Presence of Family: (re)Integrating Family Caregivers
Spearheaded by Jamie Conklin, PhD, the project supports the Designated Care Partner (DCP) programs implemented in several Ontario long-term care homes. Recognizing the importance of care partners to residents in providing physical and psycho-social care, the DCP program grants safe access to long-term care homes. The project will develop, evaluate, and disseminate best practices to support homes implementing a care partner program and support the sharing of findings to participating long-term care homes.

 
RESPECT-LTC
Implementing and evaluating the Risk Evaluation for Support: Predictions for Elder-life in the Community Tool in Long-Term Care (RESPECT-LTC) is a step towards embedding palliative approaches to care in long-term care homes. This work, led by Amy Hsu, PhD, aims to support palliative approaches by integrating this mortality-risk communication tool into the processes and culture of care providers in efforts to inform decision-making regarding the initiation of palliative or end-of-life care.

 
Improving Prescribing of Medications at the End-Of-Life in Long-Term Care Homes Through the COVID-19 Pandemic
Symptom management at end-of-life is an important part of palliative care for long-term care residents, but long-term care providers may not have the expertise to navigate the prescription of essential medication. Led by Dr. Peter Tanuseputro, this study involves creating a new quality indicator for palliative and end-of-life care across long-term homes to improve low prescribers’ capacity to handle deaths during the pandemic and continue to improve end-of-life care beyond COVID-19.

 
Design Interventions to Support Infection Prevention and Control in Long-term Care
Led by Chantal Trudel of Carleton University, Bruyère investigators are heavily involved in the research and development of design interventions in long-term care spaces to improve infection prevention and control practices.
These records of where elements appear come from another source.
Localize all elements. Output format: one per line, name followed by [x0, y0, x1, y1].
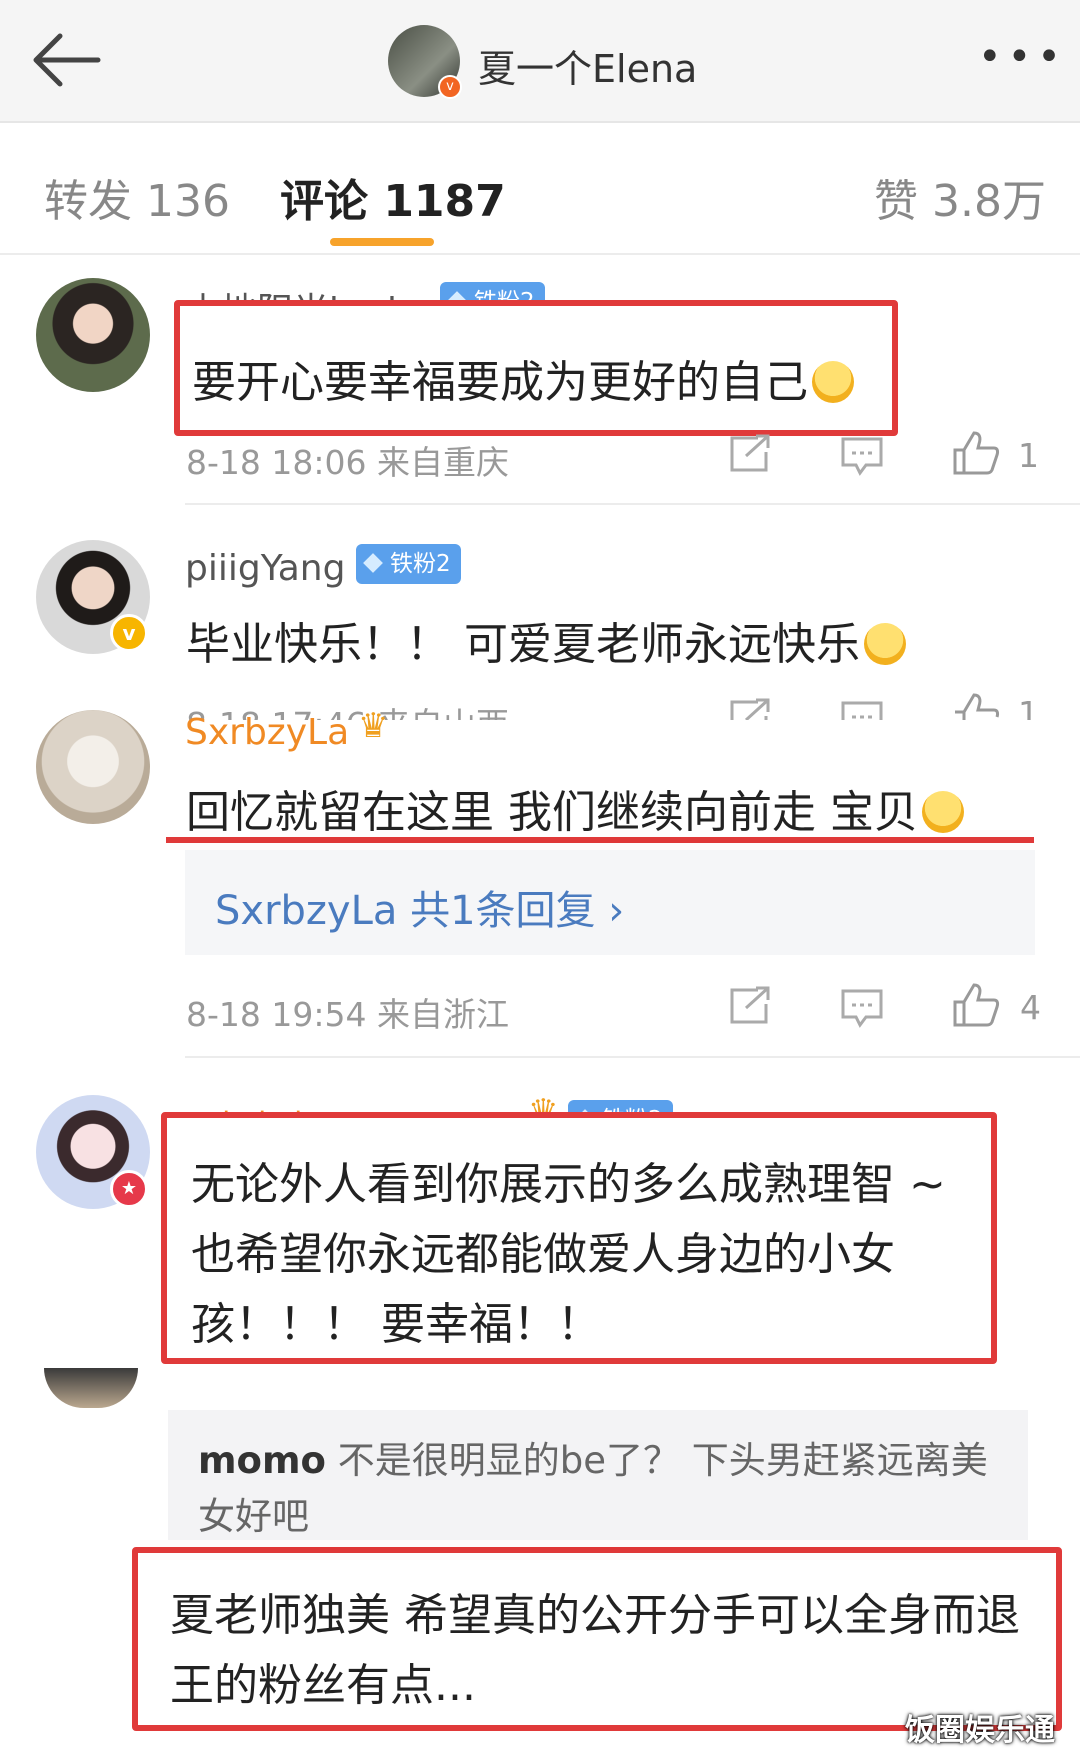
sub-reply-line: momo 不是很明显的be了？ 下头男赶紧远离美 — [198, 1439, 988, 1482]
like-thumb-icon[interactable] — [952, 430, 1000, 476]
avatar[interactable] — [36, 710, 150, 824]
comment-text-line: 也希望你永远都能做爱人身边的小女 — [191, 1229, 895, 1280]
sub-reply-line: 女好吧 — [198, 1495, 309, 1538]
comment-timestamp: 8-18 18:06 来自重庆 — [186, 443, 509, 482]
like-count: 4 — [1020, 988, 1041, 1027]
comment-icon[interactable] — [840, 436, 884, 476]
active-tab-indicator — [330, 238, 434, 246]
emoji-icon — [812, 361, 854, 403]
share-icon[interactable] — [728, 698, 772, 720]
comment-username[interactable]: SxrbzyLa — [185, 712, 349, 753]
fan-level-badge: 铁粉2 — [356, 544, 461, 584]
share-icon[interactable] — [728, 986, 772, 1026]
comment-text: 要开心要幸福要成为更好的自己 — [192, 346, 854, 410]
comment-text-line: 王的粉丝有点... — [170, 1660, 476, 1711]
divider — [185, 1056, 1080, 1058]
page-title: 夏一个Elena — [478, 47, 698, 91]
divider — [185, 503, 1080, 505]
sub-reply[interactable]: momo 不是很明显的be了？ 下头男赶紧远离美 女好吧 — [168, 1410, 1028, 1540]
highlight-box: 要开心要幸福要成为更好的自己 — [174, 300, 898, 436]
avatar[interactable] — [44, 1368, 138, 1408]
share-icon[interactable] — [728, 434, 772, 474]
verified-badge-icon: v — [110, 614, 148, 652]
tab-bar: 转发 136 评论 1187 赞 3.8万 — [0, 125, 1080, 255]
tab-repost[interactable]: 转发 136 — [44, 165, 230, 229]
author-avatar[interactable]: v — [388, 25, 462, 99]
comment-icon[interactable] — [840, 988, 884, 1028]
watermark: 饭圈娱乐通 — [905, 1713, 1055, 1748]
tab-likes[interactable]: 赞 3.8万 — [874, 165, 1046, 229]
back-arrow-icon[interactable] — [30, 30, 102, 90]
like-thumb-icon[interactable] — [952, 982, 1000, 1028]
crown-icon: ♛ — [358, 706, 389, 746]
comment-text-line: 夏老师独美 希望真的公开分手可以全身而退 — [170, 1590, 1020, 1641]
highlight-box: 无论外人看到你展示的多么成熟理智 ~ 也希望你永远都能做爱人身边的小女 孩！！！… — [161, 1112, 997, 1364]
sub-reply-author[interactable]: momo — [198, 1439, 326, 1482]
emoji-icon — [864, 623, 906, 665]
comment-text: 毕业快乐！！ 可爱夏老师永远快乐 — [186, 608, 906, 672]
highlight-underline — [166, 837, 1034, 843]
comment-timestamp: 8-18 19:54 来自浙江 — [186, 995, 509, 1034]
comment-username[interactable]: piiigYang — [185, 548, 345, 589]
like-count: 1 — [1018, 436, 1039, 475]
comment-text-line: 孩！！！ 要幸福！！ — [191, 1299, 601, 1350]
reply-summary[interactable]: SxrbzyLa 共1条回复 › — [185, 850, 1035, 955]
comment-text: 回忆就留在这里 我们继续向前走 宝贝 — [186, 776, 964, 840]
reply-summary-text[interactable]: SxrbzyLa 共1条回复 › — [215, 878, 624, 936]
verified-badge-icon: ★ — [110, 1170, 148, 1208]
comment-text-line: 无论外人看到你展示的多么成熟理智 ~ — [191, 1159, 946, 1210]
comment-icon[interactable] — [840, 700, 884, 720]
avatar[interactable] — [36, 278, 150, 392]
more-options-icon[interactable]: ••• — [978, 37, 1067, 77]
tab-comments[interactable]: 评论 1187 — [280, 165, 506, 229]
verified-badge-icon: v — [438, 75, 462, 99]
top-navigation-bar: v 夏一个Elena ••• — [0, 0, 1080, 123]
highlight-box: 夏老师独美 希望真的公开分手可以全身而退 王的粉丝有点... — [132, 1547, 1062, 1731]
emoji-icon — [921, 791, 964, 833]
like-count: 1 — [1018, 694, 1039, 720]
like-thumb-icon[interactable] — [952, 692, 1000, 720]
The team will evaluate design characteristics of shared spaces, residential features that are challenging to disinfect, and will be identifying work and traffic flow of staff, residents, and families to identify patterns and spaces that presently undermine infection prevention and control practices.

 
MedSafer-Optimizing Prescribing for Pandemic Preparedness
MedSafer, an electronic decision support tool for medication management, interfaces with patient electronic medical records. The study, led by Dr. Emily McDonald at McGill University, is supported by Bruyère investigators to explore MedSafer’s use in long-term care settings. As staff and residents continue to navigate COVID-19, this tool may help reduce pill burden and adverse drug events, prevent adverse drug event-associated escalation of care, and increase care provider efficiency.